ミャンマーにある、私たちのコーヒー農園を訪れるとき、そこは標高が1,500mを超える。
エリアによっては、2,000m前後もある。
都心部ヤンゴンと違い、すべてにおいて便利さは格段に下がる。
まずは食事だ。
私がいる農園は、約70年前に旧日本軍が来て以来、外国人が来なかったエリアなのだ。
そのため、世界中にある有名チェーン店などはない。
私がいつも使う食堂は、外国人はもちろん私一人だ。
その小さな食堂は、ローカルフードをメインにしたお店なのだ。
ここに通う外国人が私しかいないので、回数を重ねることで、店のおかみさんとの信頼関係が徐々に構築された。

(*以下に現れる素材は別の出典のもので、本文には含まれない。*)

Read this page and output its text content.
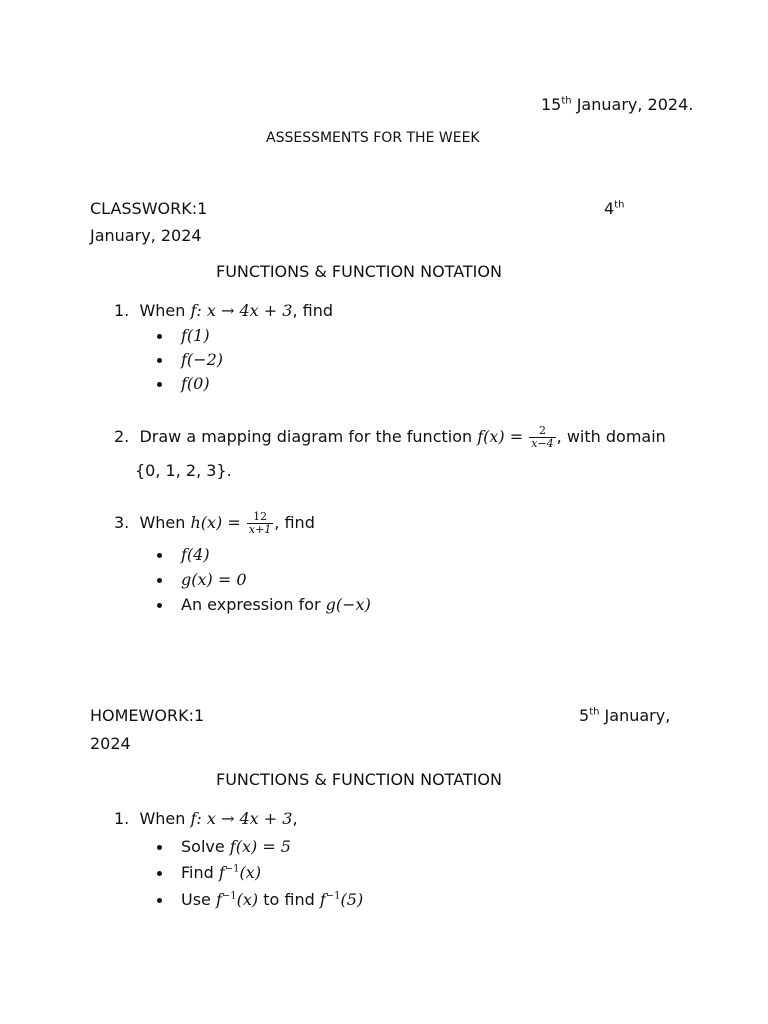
15th January, 2024.
ASSESSMENTS FOR THE WEEK
CLASSWORK:1	4th
January, 2024
FUNCTIONS & FUNCTION NOTATION
1. When f: x → 4x + 3, find
f(1)
f(−2)
f(0)
2. Draw a mapping diagram for the function $f(x) = \frac{2}{x-4}$ , with domain
{0, 1, 2, 3}.
3. When $h(x) = \frac{12}{x+1}$ , find
f(4)
g(x) = 0
An expression for g(−x)
HOMEWORK:1	5th January,
2024
FUNCTIONS & FUNCTION NOTATION
1. When f: x → 4x + 3,
Solve f(x) = 5
Find $f^{-1}(x)$
Use $f^{-1}(x)$ to find $f^{-1}(5)$
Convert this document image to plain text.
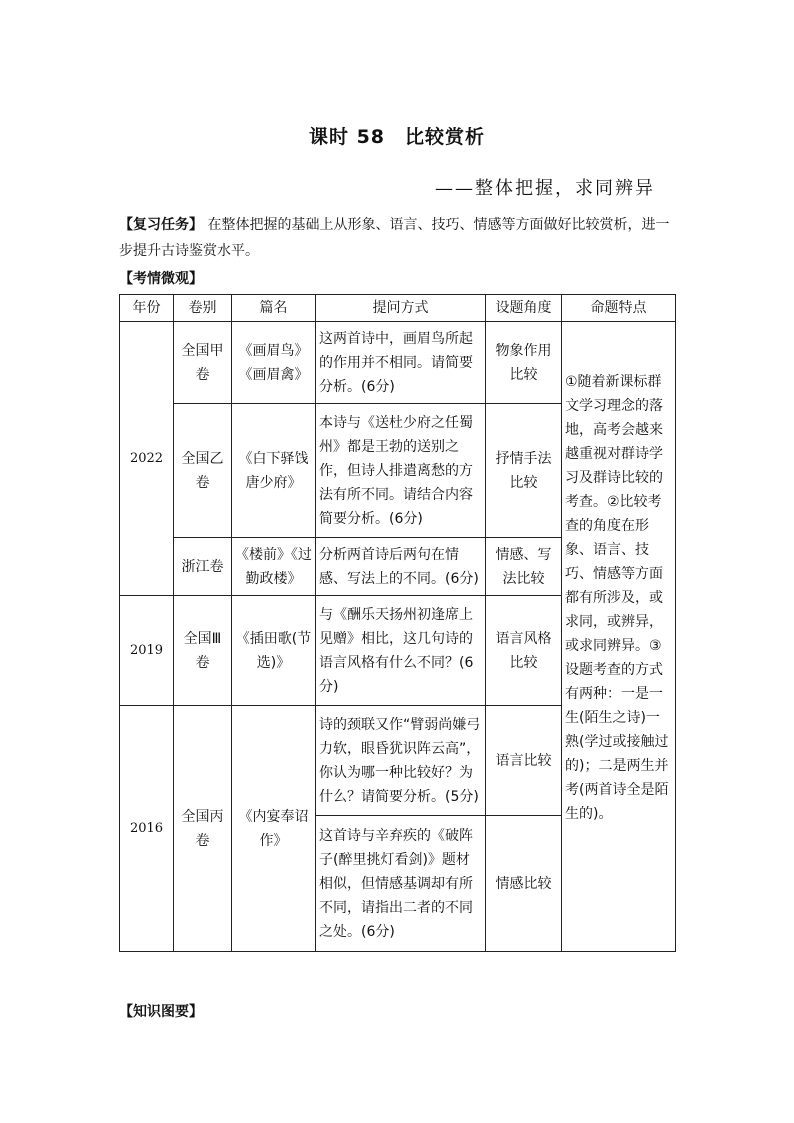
课时 58　比较赏析
——整体把握，求同辨异
【复习任务】 在整体把握的基础上从形象、语言、技巧、情感等方面做好比较赏析，进一步提升古诗鉴赏水平。
【考情微观】
年份	卷别	篇名	提问方式	设题角度	命题特点
2022	全国甲卷	《画眉鸟》《画眉禽》	这两首诗中，画眉鸟所起的作用并不相同。请简要分析。(6分)	物象作用比较	①随着新课标群文学习理念的落地，高考会越来越重视对群诗学习及群诗比较的考查。②比较考查的角度在形象、语言、技巧、情感等方面都有所涉及，或求同，或辨异，或求同辨异。③设题考查的方式有两种：一是一生(陌生之诗)一熟(学过或接触过的)；二是两生并考(两首诗全是陌生的)。
	全国乙卷	《白下驿饯唐少府》	本诗与《送杜少府之任蜀州》都是王勃的送别之作，但诗人排遣离愁的方法有所不同。请结合内容简要分析。(6分)	抒情手法比较	
	浙江卷	《楼前》《过勤政楼》	分析两首诗后两句在情感、写法上的不同。(6分)	情感、写法比较	
2019	全国Ⅲ卷	《插田歌(节选)》	与《酬乐天扬州初逢席上见赠》相比，这几句诗的语言风格有什么不同？(6分)	语言风格比较	
2016	全国丙卷	《内宴奉诏作》	诗的颈联又作“臂弱尚嫌弓力软，眼昏犹识阵云高”，你认为哪一种比较好？为什么？请简要分析。(5分)	语言比较	
			这首诗与辛弃疾的《破阵子(醉里挑灯看剑)》题材相似，但情感基调却有所不同，请指出二者的不同之处。(6分)	情感比较	
【知识图要】
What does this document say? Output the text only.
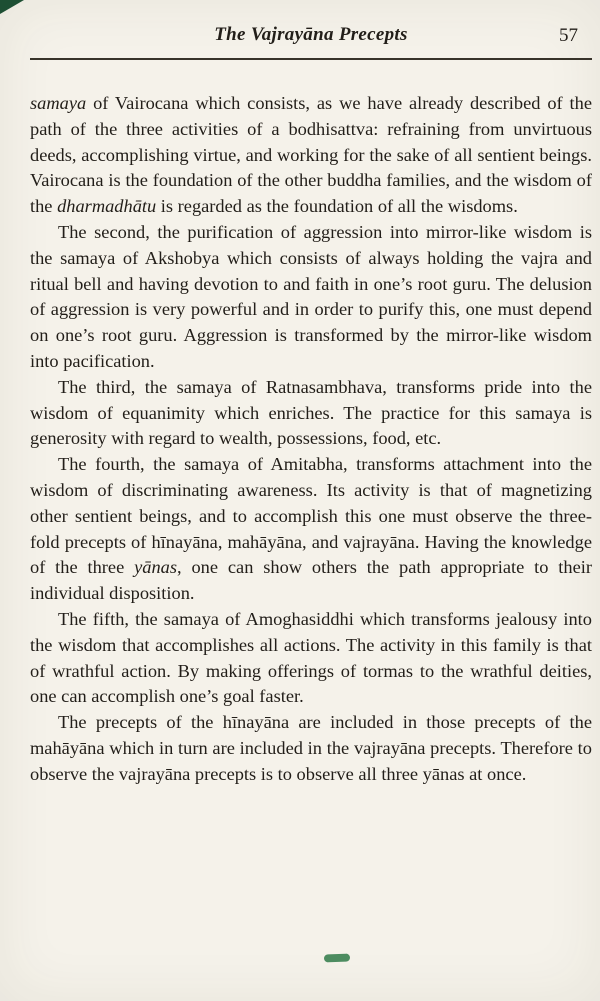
The Vajrayāna Precepts	57

samaya of Vairocana which consists, as we have already described of the path of the three activities of a bodhisattva: refraining from unvirtuous deeds, accomplishing virtue, and working for the sake of all sentient beings. Vairocana is the foundation of the other buddha families, and the wisdom of the dharmadhātu is regarded as the foundation of all the wisdoms.

The second, the purification of aggression into mirror-like wisdom is the samaya of Akshobya which consists of always holding the vajra and ritual bell and having devotion to and faith in one’s root guru. The delusion of aggression is very powerful and in order to purify this, one must depend on one’s root guru. Aggression is transformed by the mirror-like wisdom into pacification.

The third, the samaya of Ratnasambhava, transforms pride into the wisdom of equanimity which enriches. The practice for this samaya is generosity with regard to wealth, possessions, food, etc.

The fourth, the samaya of Amitabha, transforms attachment into the wisdom of discriminating awareness. Its activity is that of magnetizing other sentient beings, and to accomplish this one must observe the three-fold precepts of hīnayāna, mahāyāna, and vajrayāna. Having the knowledge of the three yānas, one can show others the path appropriate to their individual disposition.

The fifth, the samaya of Amoghasiddhi which transforms jealousy into the wisdom that accomplishes all actions. The activity in this family is that of wrathful action. By making offerings of tormas to the wrathful deities, one can accomplish one’s goal faster.

The precepts of the hīnayāna are included in those precepts of the mahāyāna which in turn are included in the vajrayāna precepts. Therefore to observe the vajrayāna precepts is to observe all three yānas at once.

このおかみさんは、注文した料理を私が食べ始めるとき、いつもそばにいる。
理由は、ローカルフードがこの日本人の口に合うか見ているのだ。
「もし口に合わなかったら、作り直すよ。」
いつもこう言ってくれる。
だが、おかみさんの味は抜群で、いつも美味しい。
私が美味しいと伝えると、彼女も安心して、笑顔で厨房に戻る。
どこの国にいても、人と人との繋がり、信頼関係の構築が、その先の冒険には必須なのだ。